С этой минуты он по поводу и без повода говорил о своем «монархизме», в стихотворение «Галла» вставил строчки про «портрет своего Государя», который он якобы подарил Аба Муда (чистейший вымысел!), и, упиваясь опасностью, читал их матросам-балтийцам — потому что в Екатеринбурге расстреляли этих женщин и этого мальчика… При этом он, как свидетельствует Адамович, «клялся в верности» не царю, а царице — той самой Александре Федоровне, которую все так ненавидели в армии, защищать которую он в случае революции не хотел. «При чем тут была политика? Он говорил о своей Даме». Опять является образ императрицы…

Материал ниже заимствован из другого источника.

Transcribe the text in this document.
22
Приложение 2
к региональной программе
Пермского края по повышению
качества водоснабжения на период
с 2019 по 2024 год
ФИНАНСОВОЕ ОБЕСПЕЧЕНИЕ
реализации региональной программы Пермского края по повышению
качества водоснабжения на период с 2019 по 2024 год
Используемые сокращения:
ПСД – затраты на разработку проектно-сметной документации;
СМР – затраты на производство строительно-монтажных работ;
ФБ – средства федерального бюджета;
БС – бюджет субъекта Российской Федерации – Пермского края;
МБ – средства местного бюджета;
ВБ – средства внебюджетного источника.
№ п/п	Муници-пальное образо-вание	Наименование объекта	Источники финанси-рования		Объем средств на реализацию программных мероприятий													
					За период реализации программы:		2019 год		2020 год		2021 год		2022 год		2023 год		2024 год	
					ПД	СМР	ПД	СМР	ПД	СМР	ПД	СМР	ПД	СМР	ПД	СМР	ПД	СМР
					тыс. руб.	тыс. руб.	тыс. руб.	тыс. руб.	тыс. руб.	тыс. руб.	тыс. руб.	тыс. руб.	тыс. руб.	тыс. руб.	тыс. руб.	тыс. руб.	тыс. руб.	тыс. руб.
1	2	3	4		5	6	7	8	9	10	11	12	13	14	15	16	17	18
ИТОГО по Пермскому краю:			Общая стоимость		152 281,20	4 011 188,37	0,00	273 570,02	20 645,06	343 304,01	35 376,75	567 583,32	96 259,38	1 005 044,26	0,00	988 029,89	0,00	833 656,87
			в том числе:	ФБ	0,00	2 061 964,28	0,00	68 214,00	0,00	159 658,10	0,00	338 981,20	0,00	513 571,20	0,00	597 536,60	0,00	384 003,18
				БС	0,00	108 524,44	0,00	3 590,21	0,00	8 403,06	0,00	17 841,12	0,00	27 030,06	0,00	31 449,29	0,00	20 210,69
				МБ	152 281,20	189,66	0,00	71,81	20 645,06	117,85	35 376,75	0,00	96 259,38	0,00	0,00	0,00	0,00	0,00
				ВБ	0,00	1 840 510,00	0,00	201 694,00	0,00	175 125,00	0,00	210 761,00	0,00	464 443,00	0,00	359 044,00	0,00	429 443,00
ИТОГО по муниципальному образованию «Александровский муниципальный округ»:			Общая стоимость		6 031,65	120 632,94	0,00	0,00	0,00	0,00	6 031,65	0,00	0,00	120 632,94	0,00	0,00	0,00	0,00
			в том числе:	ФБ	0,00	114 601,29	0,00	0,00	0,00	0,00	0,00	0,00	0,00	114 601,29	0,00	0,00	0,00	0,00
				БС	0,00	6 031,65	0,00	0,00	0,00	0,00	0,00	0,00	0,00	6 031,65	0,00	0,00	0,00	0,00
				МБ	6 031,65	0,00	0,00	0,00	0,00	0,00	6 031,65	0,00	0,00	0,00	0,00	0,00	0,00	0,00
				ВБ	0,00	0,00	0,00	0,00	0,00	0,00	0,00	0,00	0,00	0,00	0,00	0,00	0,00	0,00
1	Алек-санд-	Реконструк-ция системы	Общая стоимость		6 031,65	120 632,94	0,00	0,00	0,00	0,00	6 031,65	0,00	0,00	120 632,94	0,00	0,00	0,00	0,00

И он крестился на церковные купола, потому что тем же летом 1918 года красногвардейцы разорили Александро-Невскую лавру, потому что уже начали убивать священников. Впоследствии Надежда Мандельштам назвала Ахматову и Гумилева «поэтами строго канонического православия», а Ю. П. Зобнин даже написал о Гумилеве, поэте православия, целую книгу. Не будем спорить, насколько укладываются в православный канон любовь к Ницше, интерес к масонству и мечты о грядущем царстве державных поэтов. На житейском уровне, конечно, Гумилев «уважал обряд как всякую традицию, всякое установление» (Адамович). Но креститься на церкви — если не ошибаюсь, не единственная и даже не главная обязанность христианина. Нет никаких сведений о том, что Гумилев в 1918–1921 годы хоть раз исповедовался и причащался; поститься ему, положим, приходилось вместе со всем Петроградом, но прочие мелкие радости времен военного коммунизма, в которых он себе в эти годы не отказывал (от коротких романов с отзывчивыми литбарышнями до посещения опиумных курилен), не относятся к числу наиболее душеспасительных[145]. Между тем Гумилев совершенно не испытывал раскаяния в своем образе жизни, не считал его греховным. Это не значит, что религиозное чувство было поверхностным, как думали многие; но его картина мира на самом деле была далеко не каноничной, и сам он был не слишком правильным членом церкви.